An Analysis of Psychopath In Poem By Carol Ann Duffy

June 7, 2022 by Essay Writer

“Avoid sketchy-looking strangers,” parents often say to their children. Usually, these children listen to their parents. They avoid scruffy men, with messy hair, and black clothes. However, “Psychopath” by Carol Ann Duffy suppresses this idea. This poem allows readers to gain an understanding of what a psychopath is really like and how he/she lures in victims. Jack, the speaker and subject of the poem, reveals the nature of psychopaths through his actions revealed in his thought processes, and they are not the stereotype that parents warn their children about.

The first thing that Jack reveals about the nature of psychopaths is that they do not always look like the typical serial killer. Jack gets his clothes fitted at Burton’s, which is a “low-budget sharp tailoring” service (Tuma 852). As he gets his clothes tailored, he “runs a metal comb” (line 1) through his previously-trendy hairstyle called “D.A” (line 1). This shows that he cares about how his hair and outfit looks. His shoes also “scud sparks,” (line 4) so they are sparkly likely in an effort to impress girls. Additionally, when he “zip[s] up the leather” jacket (line 14), he “loves [him]self” (line 15). He buys leather jackets to give himself confidence to woo girls and does not dress in scruffy clothing. These examples show that psychopaths care about their appearances. This is to gain victims trust, as people often judge books by their cover.

Another aspect of psychopaths that Jack reveals through examples of himself is how psychopaths make victims feel before hurting them. Jack took one of his victims to an amusement park and bought her a “toffee-apple, teddy-bear” (line 21) and “fish” (line 30). Jack was fooling this girl by making her think that he had a simple agenda, possibly to court her, since he likely made her special by buying her things. Jack’s insincerity (from his being a psychopath) is also revealed since he chooses to not include an “and” between “toffee-apple” and “teddy-bear.” He rushes this statement because he only bought these objects as a way to trick the girl and gain her trust. He also rushes this statement because he was rushing to rape her, and spending time with her was a just a ploy. This is reminiscent of The Lovely Bones by Alice Sebold where Mr. Harvey, an older man trusted by his neighbors, lures in Susie, a 12-year-old girl, into an underground space filled with toys before he kills her. Duffy’s example of Jack and the example of Mr. Harvey show that psychopaths often appear to be kind, selfless, and generous before they hurt their victims.

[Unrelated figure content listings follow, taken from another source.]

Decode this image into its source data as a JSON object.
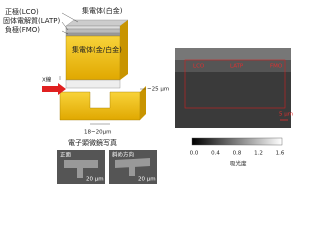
{
  "schematic": {
    "labels": {
      "cathode": "正極(LCO)",
      "electrolyte": "固体電解質(LATP)",
      "anode": "負極(FMO)",
      "collector_top": "集電体(白金)",
      "collector_gold": "集電体(金/白金)",
      "xray": "X線",
      "thickness": "~25 μm",
      "width": "18~20μm"
    }
  },
  "sem": {
    "title": "電子顕微鏡写真",
    "images": [
      {
        "label": "正面",
        "scale": "20 μm"
      },
      {
        "label": "斜め方向",
        "scale": "20 μm"
      }
    ]
  },
  "xray_image": {
    "layers": [
      "LCO",
      "LATP",
      "FMO"
    ],
    "scale": "5 μm",
    "colorbar": {
      "ticks": [
        "0.0",
        "0.4",
        "0.8",
        "1.2",
        "1.6"
      ],
      "label": "吸光度"
    }
  }
}
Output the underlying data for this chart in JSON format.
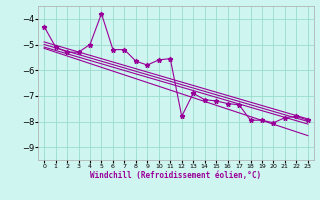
{
  "xlabel": "Windchill (Refroidissement éolien,°C)",
  "bg_color": "#cff5f0",
  "grid_color": "#99ddcc",
  "line_color": "#990099",
  "ylim": [
    -9.5,
    -3.5
  ],
  "xlim": [
    -0.5,
    23.5
  ],
  "yticks": [
    -9,
    -8,
    -7,
    -6,
    -5,
    -4
  ],
  "xticks": [
    0,
    1,
    2,
    3,
    4,
    5,
    6,
    7,
    8,
    9,
    10,
    11,
    12,
    13,
    14,
    15,
    16,
    17,
    18,
    19,
    20,
    21,
    22,
    23
  ],
  "main_line": [
    -4.3,
    -5.1,
    -5.3,
    -5.3,
    -5.0,
    -3.8,
    -5.2,
    -5.2,
    -5.65,
    -5.8,
    -5.6,
    -5.55,
    -7.8,
    -6.9,
    -7.15,
    -7.2,
    -7.3,
    -7.35,
    -7.95,
    -7.95,
    -8.05,
    -7.85,
    -7.8,
    -7.95
  ],
  "reg_lines": [
    {
      "x0": 0,
      "y0": -4.9,
      "x1": 23,
      "y1": -7.9
    },
    {
      "x0": 0,
      "y0": -5.0,
      "x1": 23,
      "y1": -8.0
    },
    {
      "x0": 0,
      "y0": -5.1,
      "x1": 23,
      "y1": -8.1
    },
    {
      "x0": 0,
      "y0": -5.15,
      "x1": 23,
      "y1": -8.55
    }
  ]
}
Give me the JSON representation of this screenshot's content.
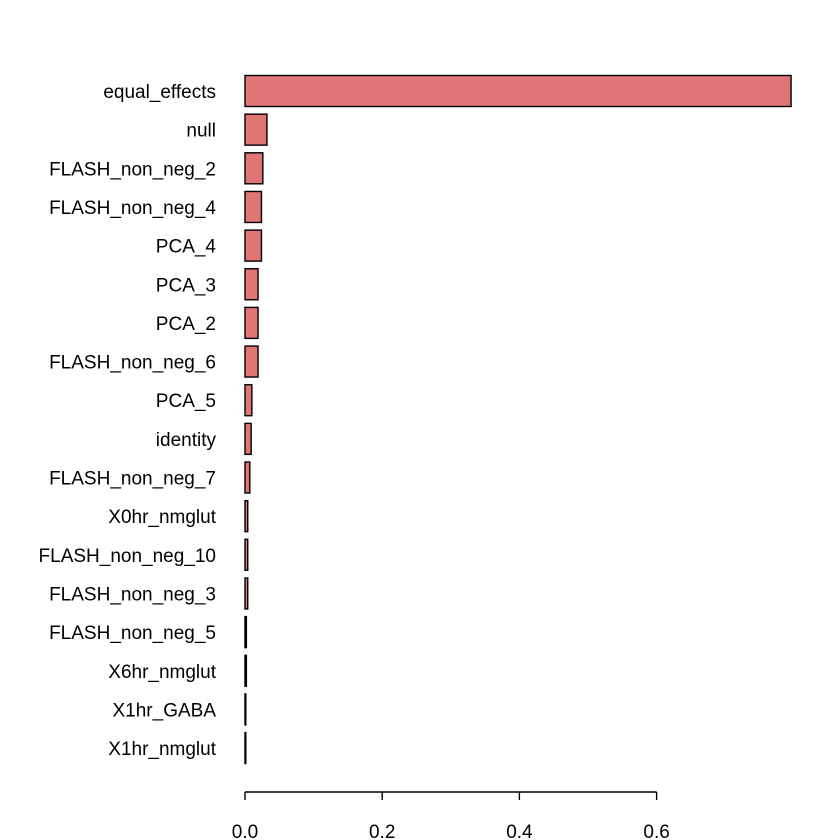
{
  "chart_data": {
    "type": "bar",
    "orientation": "horizontal",
    "title": "",
    "xlabel": "",
    "ylabel": "",
    "xlim": [
      0,
      0.8
    ],
    "x_ticks": [
      0.0,
      0.2,
      0.4,
      0.6
    ],
    "x_tick_labels": [
      "0.0",
      "0.2",
      "0.4",
      "0.6"
    ],
    "grid": false,
    "legend": "none",
    "bar_color": "#e07575",
    "bar_edge_color": "#000000",
    "categories": [
      "equal_effects",
      "null",
      "FLASH_non_neg_2",
      "FLASH_non_neg_4",
      "PCA_4",
      "PCA_3",
      "PCA_2",
      "FLASH_non_neg_6",
      "PCA_5",
      "identity",
      "FLASH_non_neg_7",
      "X0hr_nmglut",
      "FLASH_non_neg_10",
      "FLASH_non_neg_3",
      "FLASH_non_neg_5",
      "X6hr_nmglut",
      "X1hr_GABA",
      "X1hr_nmglut"
    ],
    "values": [
      0.796,
      0.032,
      0.026,
      0.024,
      0.024,
      0.019,
      0.019,
      0.019,
      0.01,
      0.009,
      0.007,
      0.004,
      0.004,
      0.004,
      0.002,
      0.002,
      0.0005,
      0.0005
    ]
  }
}
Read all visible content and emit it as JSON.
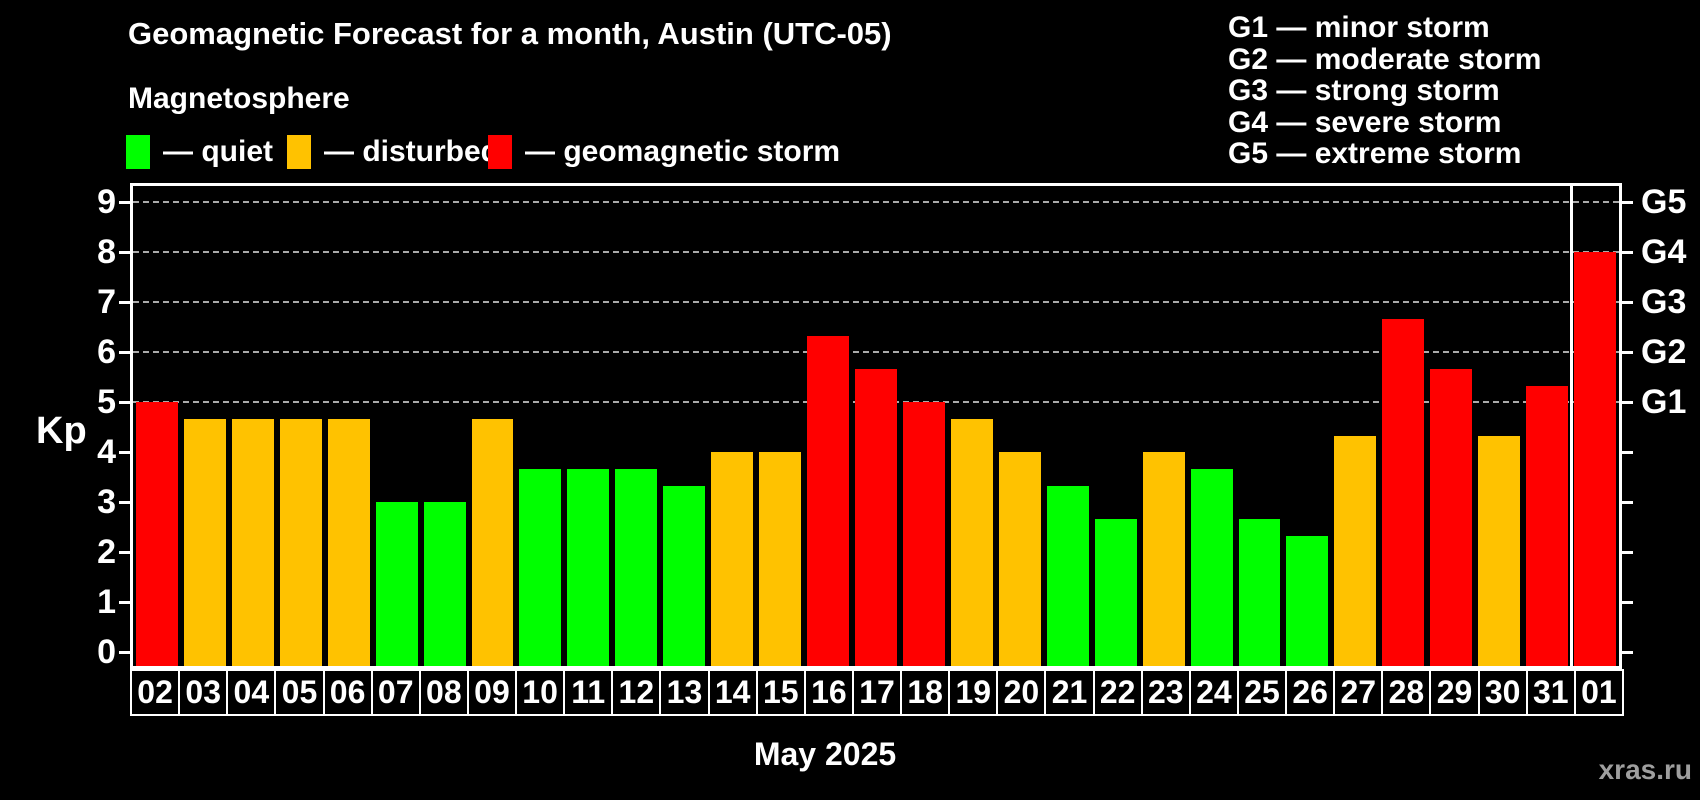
{
  "title": "Geomagnetic Forecast for a month, Austin (UTC-05)",
  "subtitle": "Magnetosphere",
  "legend": {
    "items": [
      {
        "key": "quiet",
        "label": "— quiet"
      },
      {
        "key": "disturbed",
        "label": "— disturbed"
      },
      {
        "key": "storm",
        "label": "— geomagnetic storm"
      }
    ]
  },
  "storm_scale_legend": {
    "lines": [
      "G1 — minor storm",
      "G2 — moderate storm",
      "G3 — strong storm",
      "G4 — severe storm",
      "G5 — extreme storm"
    ]
  },
  "colors": {
    "quiet": "#00ff00",
    "disturbed": "#ffc200",
    "storm": "#ff0000",
    "background": "#000000",
    "frame": "#ffffff",
    "gridline": "#aaaaaa",
    "text": "#ffffff",
    "watermark": "#9e9e9e"
  },
  "axis": {
    "ylabel": "Kp",
    "yticks": [
      0,
      1,
      2,
      3,
      4,
      5,
      6,
      7,
      8,
      9
    ],
    "gridlines_at": [
      5,
      6,
      7,
      8,
      9
    ],
    "right_axis_labels": [
      {
        "kp": 5,
        "label": "G1"
      },
      {
        "kp": 6,
        "label": "G2"
      },
      {
        "kp": 7,
        "label": "G3"
      },
      {
        "kp": 8,
        "label": "G4"
      },
      {
        "kp": 9,
        "label": "G5"
      }
    ]
  },
  "chart_data": {
    "type": "bar",
    "title": "Geomagnetic Forecast for a month, Austin (UTC-05)",
    "xlabel": "May 2025",
    "ylabel": "Kp",
    "ylim": [
      0,
      9
    ],
    "categories": [
      "02",
      "03",
      "04",
      "05",
      "06",
      "07",
      "08",
      "09",
      "10",
      "11",
      "12",
      "13",
      "14",
      "15",
      "16",
      "17",
      "18",
      "19",
      "20",
      "21",
      "22",
      "23",
      "24",
      "25",
      "26",
      "27",
      "28",
      "29",
      "30",
      "31",
      "01"
    ],
    "values": [
      5.0,
      4.67,
      4.67,
      4.67,
      4.67,
      3.0,
      3.0,
      4.67,
      3.67,
      3.67,
      3.67,
      3.33,
      4.0,
      4.0,
      6.33,
      5.67,
      5.0,
      4.67,
      4.0,
      3.33,
      2.67,
      4.0,
      3.67,
      2.67,
      2.33,
      4.33,
      6.67,
      5.67,
      4.33,
      5.33,
      8.0
    ],
    "statuses": [
      "storm",
      "disturbed",
      "disturbed",
      "disturbed",
      "disturbed",
      "quiet",
      "quiet",
      "disturbed",
      "quiet",
      "quiet",
      "quiet",
      "quiet",
      "disturbed",
      "disturbed",
      "storm",
      "storm",
      "storm",
      "disturbed",
      "disturbed",
      "quiet",
      "quiet",
      "disturbed",
      "quiet",
      "quiet",
      "quiet",
      "disturbed",
      "storm",
      "storm",
      "disturbed",
      "storm",
      "storm"
    ],
    "month_separator_before_index": 30
  },
  "footer": {
    "month_label": "May 2025",
    "watermark": "xras.ru"
  }
}
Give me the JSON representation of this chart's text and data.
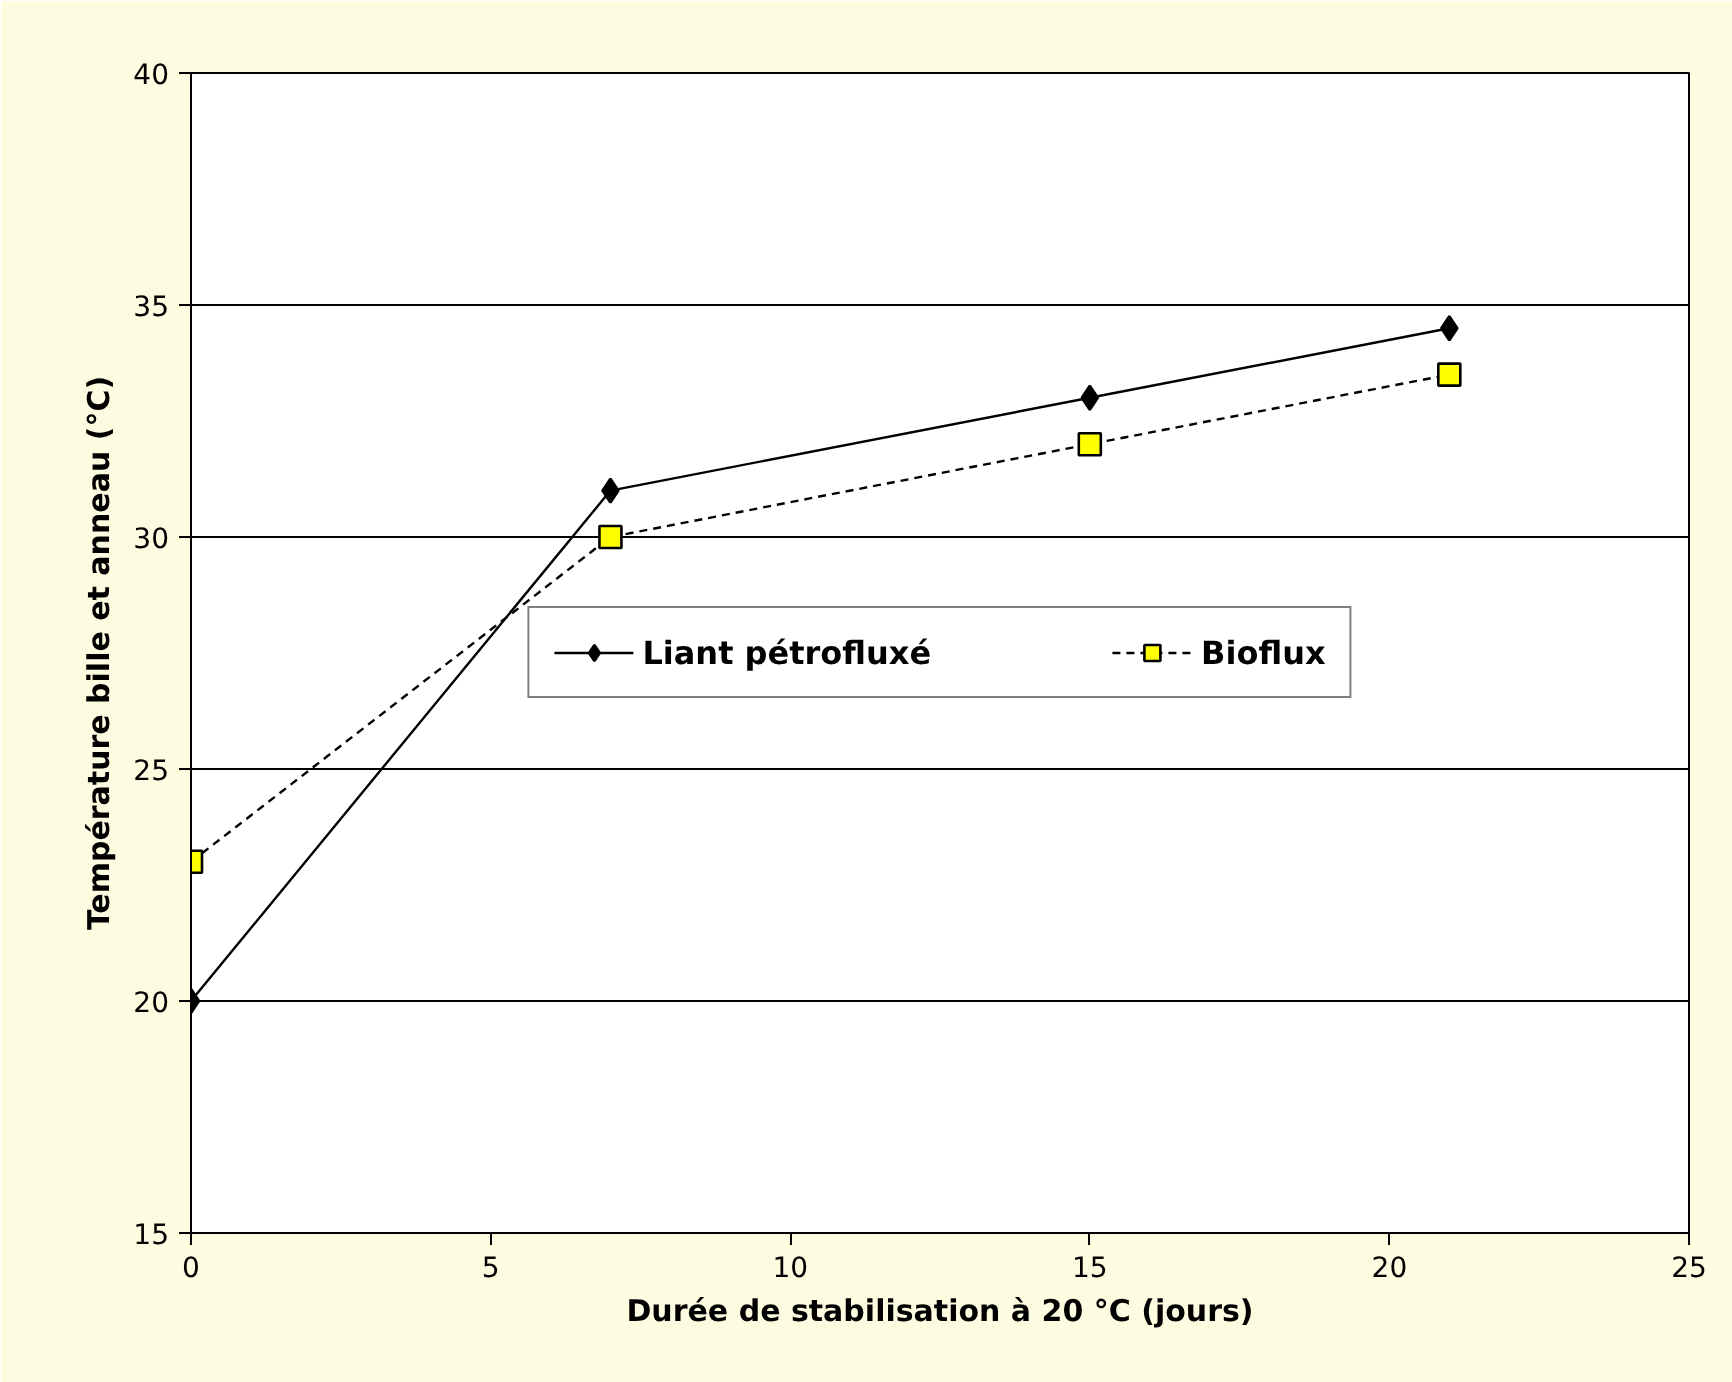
{
  "chart_data": {
    "type": "line",
    "xlabel": "Durée de stabilisation à 20 °C (jours)",
    "ylabel": "Température bille et anneau (°C)",
    "xlim": [
      0,
      25
    ],
    "xticks": [
      0,
      5,
      10,
      15,
      20,
      25
    ],
    "ylim": [
      15,
      40
    ],
    "yticks": [
      15,
      20,
      25,
      30,
      35,
      40
    ],
    "grid": "y",
    "legend": "center",
    "series": [
      {
        "name": "Liant pétrofluxé",
        "color": "#000000",
        "x": [
          0,
          7,
          15,
          21
        ],
        "values": [
          20,
          31,
          33,
          34.5
        ],
        "marker": "diamond",
        "line_style": "solid"
      },
      {
        "name": "Bioflux",
        "color": "#ffff00",
        "x": [
          0,
          7,
          15,
          21
        ],
        "values": [
          23,
          30,
          32,
          33.5
        ],
        "marker": "square",
        "line_style": "dashed"
      }
    ]
  }
}
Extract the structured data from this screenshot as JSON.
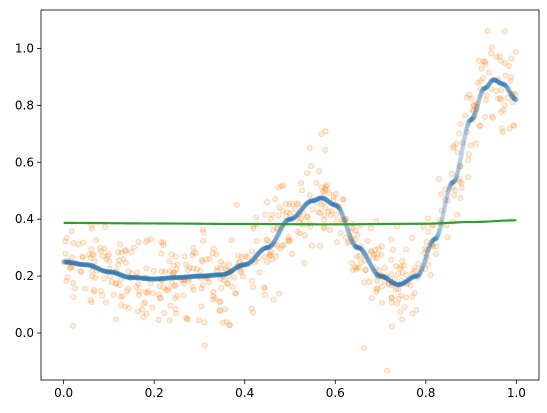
{
  "chart_data": {
    "type": "scatter",
    "title": "",
    "xlabel": "",
    "ylabel": "",
    "xlim": [
      -0.05,
      1.05
    ],
    "ylim": [
      -0.165,
      1.135
    ],
    "grid": false,
    "legend": "none",
    "x_ticks": [
      {
        "value": 0.0,
        "label": "0.0"
      },
      {
        "value": 0.2,
        "label": "0.2"
      },
      {
        "value": 0.4,
        "label": "0.4"
      },
      {
        "value": 0.6,
        "label": "0.6"
      },
      {
        "value": 0.8,
        "label": "0.8"
      },
      {
        "value": 1.0,
        "label": "1.0"
      }
    ],
    "y_ticks": [
      {
        "value": 0.0,
        "label": "0.0"
      },
      {
        "value": 0.2,
        "label": "0.2"
      },
      {
        "value": 0.4,
        "label": "0.4"
      },
      {
        "value": 0.6,
        "label": "0.6"
      },
      {
        "value": 0.8,
        "label": "0.8"
      },
      {
        "value": 1.0,
        "label": "1.0"
      }
    ],
    "series": [
      {
        "kind": "scatter",
        "color": "#ff7f0e",
        "opacity": 0.25,
        "approx_points": 600,
        "noise_sd": 0.08,
        "follows": "true-curve"
      },
      {
        "kind": "line",
        "role": "true-curve",
        "color": "#1f77b4",
        "opacity": 0.45,
        "x": [
          0.0,
          0.05,
          0.1,
          0.15,
          0.2,
          0.25,
          0.3,
          0.35,
          0.4,
          0.45,
          0.5,
          0.55,
          0.57,
          0.6,
          0.65,
          0.7,
          0.74,
          0.78,
          0.82,
          0.86,
          0.9,
          0.93,
          0.95,
          0.97,
          1.0
        ],
        "y": [
          0.25,
          0.24,
          0.215,
          0.195,
          0.19,
          0.195,
          0.2,
          0.205,
          0.24,
          0.3,
          0.4,
          0.465,
          0.475,
          0.45,
          0.3,
          0.2,
          0.17,
          0.2,
          0.33,
          0.53,
          0.75,
          0.86,
          0.89,
          0.875,
          0.82
        ]
      },
      {
        "kind": "line",
        "role": "flat-fit",
        "color": "#2ca02c",
        "opacity": 1.0,
        "x": [
          0.0,
          0.2,
          0.4,
          0.6,
          0.8,
          0.9,
          1.0
        ],
        "y": [
          0.387,
          0.385,
          0.383,
          0.382,
          0.384,
          0.39,
          0.396
        ]
      }
    ]
  }
}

Another aspect that reveals the nature of psychopaths that Duffy makes clear through Jack is their confidence. Jack feels “like a king” (line 6) when he is with a “good-looking girl” (line 5) likely because he knows he will be successful with his execution of rape or murder. He thinks he is “talented” (line 58); “could almost fly” (line 62); and the “the world [is his] fucking oyster” (line 64). His confidence is illuminated through “fucking.” Duffy is not implying that all people who are confident are psychopaths, but those people who are unconfident likely do not murder because they are likely thinking things like: what if I get caught?

The poem has eight eight-lined stanzas, which shows that the poem appears to have a structure or order on the outside. However, once the poem is read, there is a lack of chronology to these rapes and murders. All that readers gain is a messy thought-process of things that have happened without a sequence. This structure mirrors two concepts: the first one is that murder is messy, just like Jack’s statements. The second one is that the structure of the poem mirrors the nature of the psychopath: the poem is clean on the outside with the 8 by 8 structure, but appearances deceive. Through “Psychopath,” Duffy diminishes the notion that serial killers and rapists look like the typical stereotype that people create of them. This poem, as scary and uncomfortable as it is, should be read by the parents that believe their children should only avoid the men dressed in black with dirty hands and shabby beards. Arguably, the sad message that Duffy is trying to convey is that we cannot trust anyone.